This week rabbinic student Isaama Stoll is heading up to Camp Be’chol Lashon to teach Torah, pray and hang with other Jews of Color. We caught up with this dynamic leader on the rise to find out more about her journey to the rabbinate, being a role model and her match-making hobby.
BL: When did you first decide to become a rabbi?
Stoll: I’ve been talking about becoming a rabbi since I was six yrs old. I remember being in shul and looking at the rabbis and thinking that is what I would do one day. People always ask me, if I have one great rabbi role model or a rabbi who pulled me in. The answer is no. Being a rabbi was always what I was called to do.
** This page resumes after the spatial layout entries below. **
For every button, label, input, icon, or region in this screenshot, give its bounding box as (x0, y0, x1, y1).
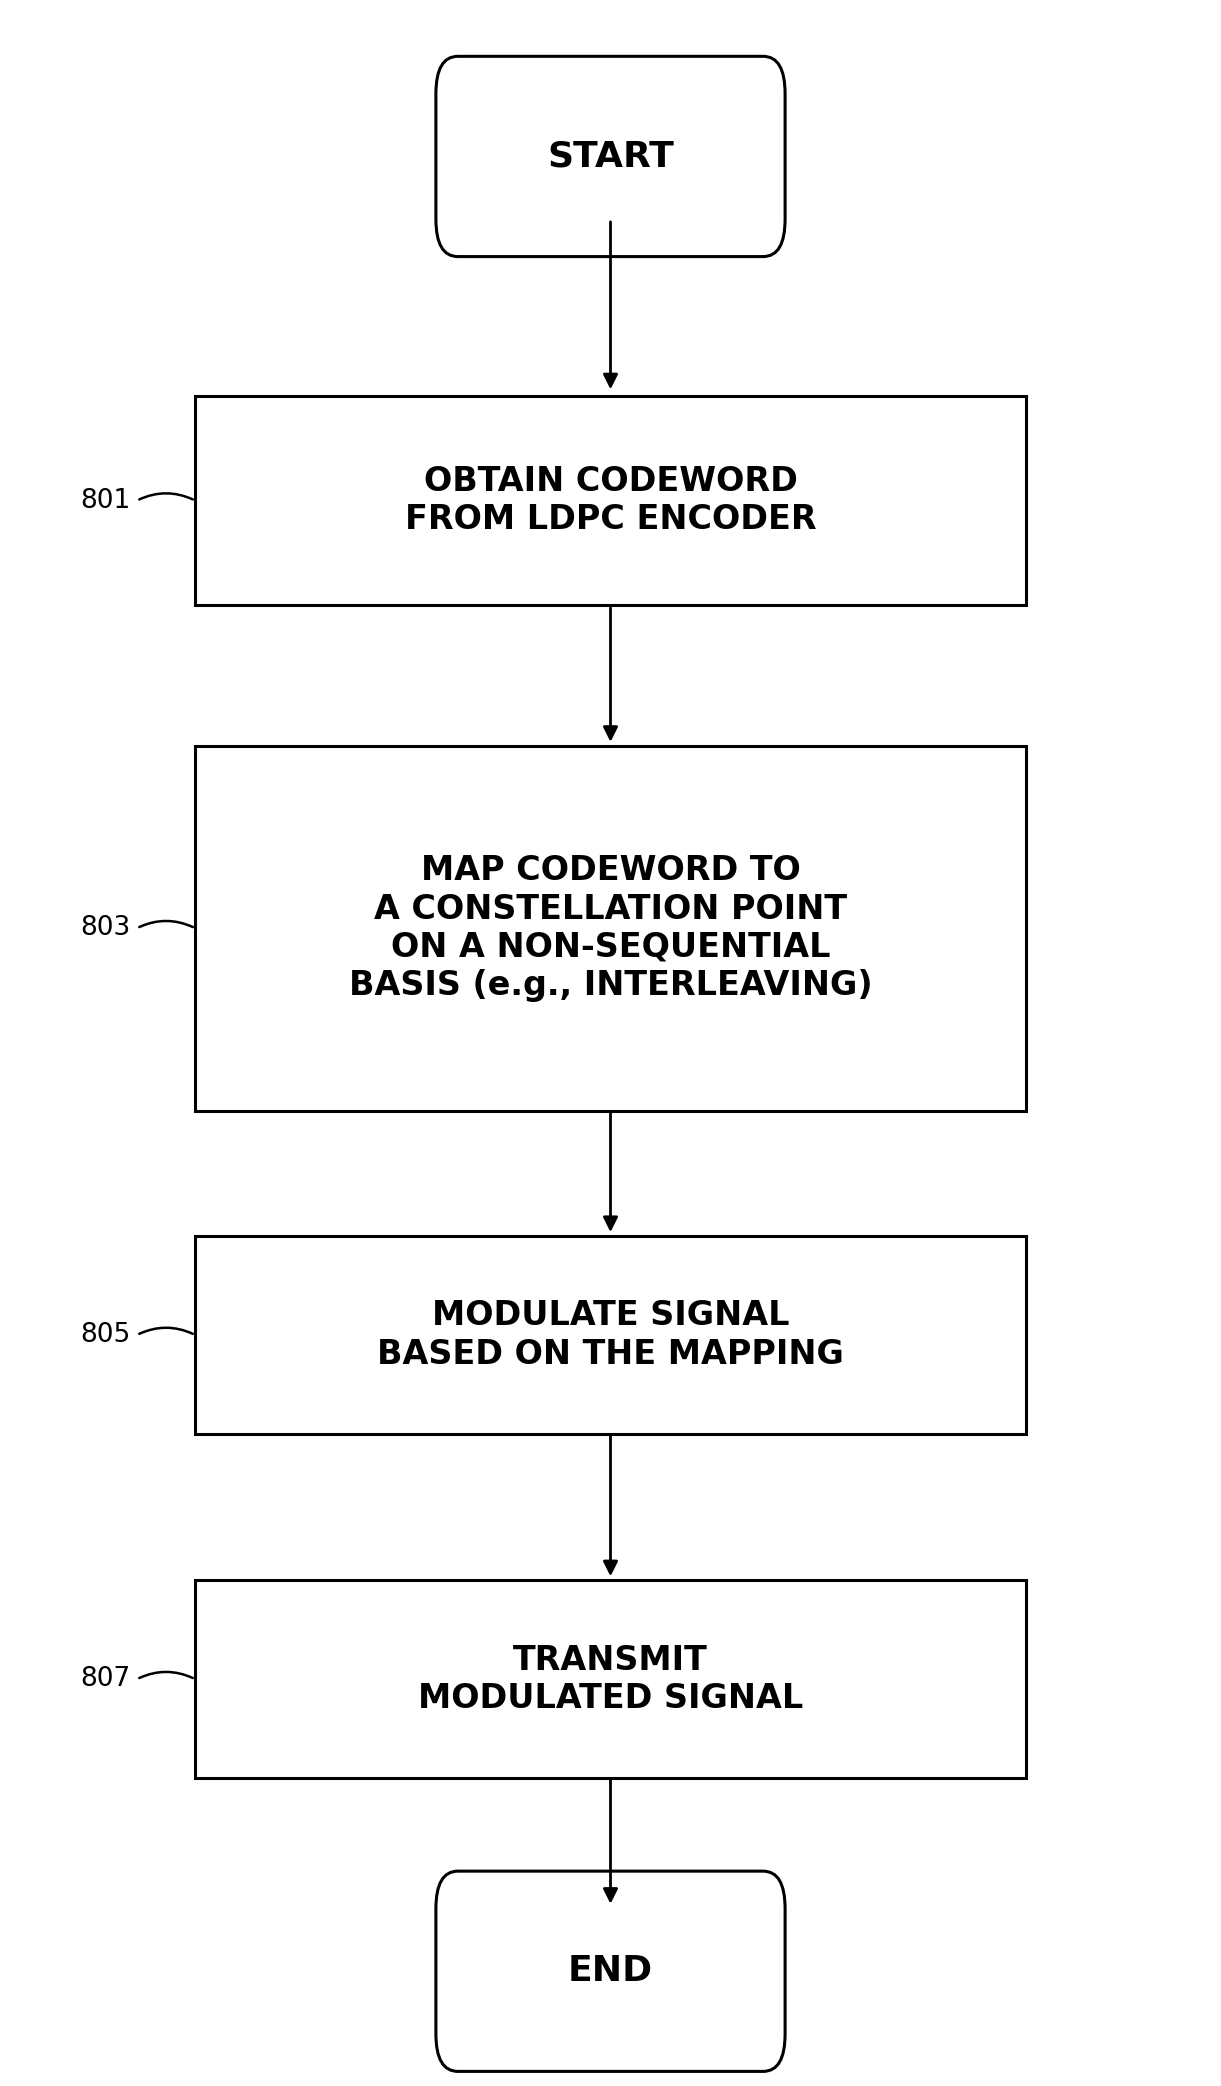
Text: OBTAIN CODEWORD
FROM LDPC ENCODER: OBTAIN CODEWORD FROM LDPC ENCODER (404, 465, 817, 536)
FancyBboxPatch shape (436, 1871, 785, 2071)
Text: 805: 805 (81, 1323, 131, 1348)
Text: START: START (547, 140, 674, 173)
FancyBboxPatch shape (195, 1581, 1026, 1777)
Text: TRANSMIT
MODULATED SIGNAL: TRANSMIT MODULATED SIGNAL (418, 1644, 803, 1715)
Text: 801: 801 (81, 488, 131, 513)
Text: MODULATE SIGNAL
BASED ON THE MAPPING: MODULATE SIGNAL BASED ON THE MAPPING (377, 1300, 844, 1371)
FancyBboxPatch shape (195, 1235, 1026, 1435)
FancyBboxPatch shape (195, 745, 1026, 1110)
FancyBboxPatch shape (195, 396, 1026, 605)
Text: 807: 807 (81, 1667, 131, 1692)
Text: END: END (568, 1955, 653, 1988)
FancyBboxPatch shape (436, 56, 785, 257)
Text: MAP CODEWORD TO
A CONSTELLATION POINT
ON A NON-SEQUENTIAL
BASIS (e.g., INTERLEAV: MAP CODEWORD TO A CONSTELLATION POINT ON… (349, 855, 872, 1001)
Text: 803: 803 (81, 916, 131, 941)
I was called to serve my community, to serve God.
Throughout my life, my family has been as supportive as possible in providing me with whatever Jewish opportunities I wanted.
Team BL: Such as?
Stoll: Saving up for summer camp and buying me Jewish books or studying with the rabbi. Whatever Jewish I wanted to do, they encouraged me to pursue.
Team BL: Did the fact that there were no Jews of Color as role models ever make you think twice about becoming a rabbi?
Stoll: As I got to middle school, I became increasingly aware of the place of Jews of Color in synagogue and in particular I was aware of the reception that greeted my mother. It really made me skeptical about how effectively I would be able to play the role of rabbi. But truthfully this was the path I was on and nothing could really dissuade me.
Team BL: What did your parents think?
I was a difficult kid, very much a know-it-all spewing halakha (Jewish law) at them. Especially when I was younger I was quite judgmental. They did value that my life goal was so focused on community. But sometimes I was challenging. For example, there was always a fight at the Passover Seder. We would get started, my dad would skip a page and I would freak out. I wanted to do every page. That would lead me to explain why that page was so important and there was constant head butting.